Shafaq Nur Hanim


Shafaq Nur Hanim was the Princess consort of Khedive Isma'il Pasha and was Walida Pasha to their son Tewfik Pasha, the next Khedive of Egypt and Sudan.

Early years

Shafaq Nur Hanim had been a servant in the household of Ismail's mother Hoshiyar Qadin. When Ismail was about twenty years old, his mother presented him with Shafaq Nur. He began his sexual activity under the watchful eye of his mother. Shafaq Nur gave birth to his second child, and his first surviving son, Tewfik Pasha on 30 April 1852 at the Qasr al-Maniyal Palace.
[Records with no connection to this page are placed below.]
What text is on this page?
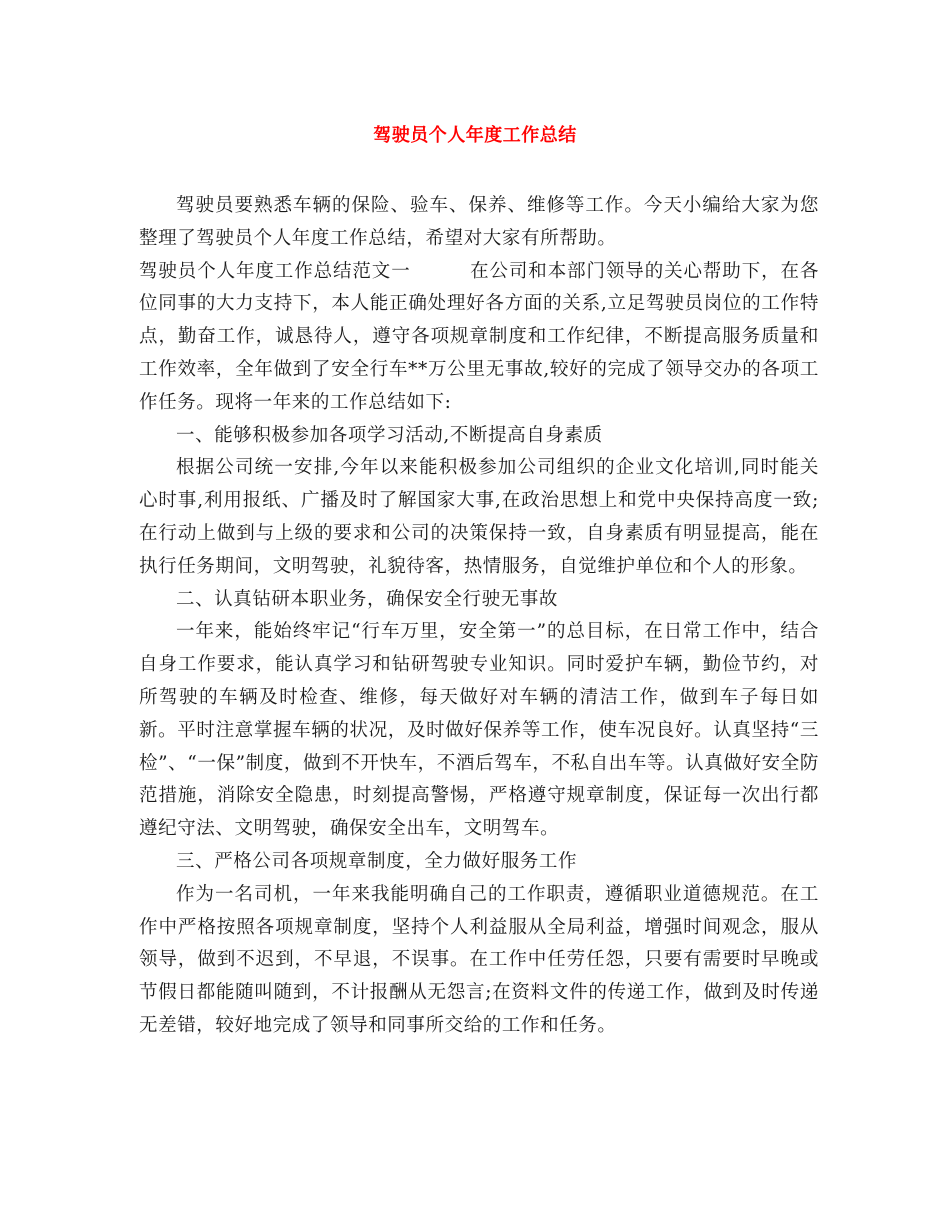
驾驶员个人年度工作总结

驾驶员要熟悉车辆的保险、验车、保养、维修等工作。今天小编给大家为您整理了驾驶员个人年度工作总结，希望对大家有所帮助。

驾驶员个人年度工作总结范文一	在公司和本部门领导的关心帮助下，在各位同事的大力支持下，本人能正确处理好各方面的关系,立足驾驶员岗位的工作特点，勤奋工作，诚恳待人，遵守各项规章制度和工作纪律，不断提高服务质量和工作效率，全年做到了安全行车**万公里无事故,较好的完成了领导交办的各项工作任务。现将一年来的工作总结如下:

一、能够积极参加各项学习活动,不断提高自身素质

根据公司统一安排,今年以来能积极参加公司组织的企业文化培训,同时能关心时事,利用报纸、广播及时了解国家大事,在政治思想上和党中央保持高度一致;在行动上做到与上级的要求和公司的决策保持一致，自身素质有明显提高，能在执行任务期间，文明驾驶，礼貌待客，热情服务，自觉维护单位和个人的形象。

二、认真钻研本职业务，确保安全行驶无事故

一年来，能始终牢记“行车万里，安全第一”的总目标，在日常工作中，结合自身工作要求，能认真学习和钻研驾驶专业知识。同时爱护车辆，勤俭节约，对所驾驶的车辆及时检查、维修，每天做好对车辆的清洁工作，做到车子每日如新。平时注意掌握车辆的状况，及时做好保养等工作，使车况良好。认真坚持“三检”、“一保”制度，做到不开快车，不酒后驾车，不私自出车等。认真做好安全防范措施，消除安全隐患，时刻提高警惕，严格遵守规章制度，保证每一次出行都遵纪守法、文明驾驶，确保安全出车，文明驾车。

三、严格公司各项规章制度，全力做好服务工作

作为一名司机，一年来我能明确自己的工作职责，遵循职业道德规范。在工作中严格按照各项规章制度，坚持个人利益服从全局利益，增强时间观念，服从领导，做到不迟到，不早退，不误事。在工作中任劳任怨，只要有需要时早晚或节假日都能随叫随到，不计报酬从无怨言;在资料文件的传递工作，做到及时传递无差错，较好地完成了领导和同事所交给的工作和任务。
Although Ismail had married the first three princesses ahead of Shafaq Nur, she undoubtedly had high standing in his harem as the mother of his oldest son and as a former member of his mother's household.
She was often referred to in the sources as "Walida" or "Mother". In 1866, fourteen years after Tewfik's birth, Ismail married Shafaq Nur as the Egyptian law required to marry the mother of the heir apparent, and elevated her to the position of the "Fourth Princess". Not long after, she and her son established a separate residence in al-Qubba Palace. She took her due place with the other wives of Ismail Pasha on all state occasions.

As Walida Pasha

Ismail was deposed by the Sultan of Turkey acting on the advice of the European powers, 26 June 1879, and his son became the Khedive and Shafaq Nur became the Walida Pasha. Shafak Nur exerted considerable influence on him emerging as his staunch defender as the royal family split on the 'Urabi revolution. Alexander Meyrick Broadley, the British lawyer who defender general 'Urabi, described the way she subjected the princesses of the royal family who supported the leader of the revolution to a tongue lashing for their disloyalty and promising to severely punish them.

Death

Shafaq Nur Hanim died at the Kasr al-'Ali Palace on 17 March 1884, and was buried there at the Khedival Mausoleum, Al-Rifa'i Mosque, Cairo.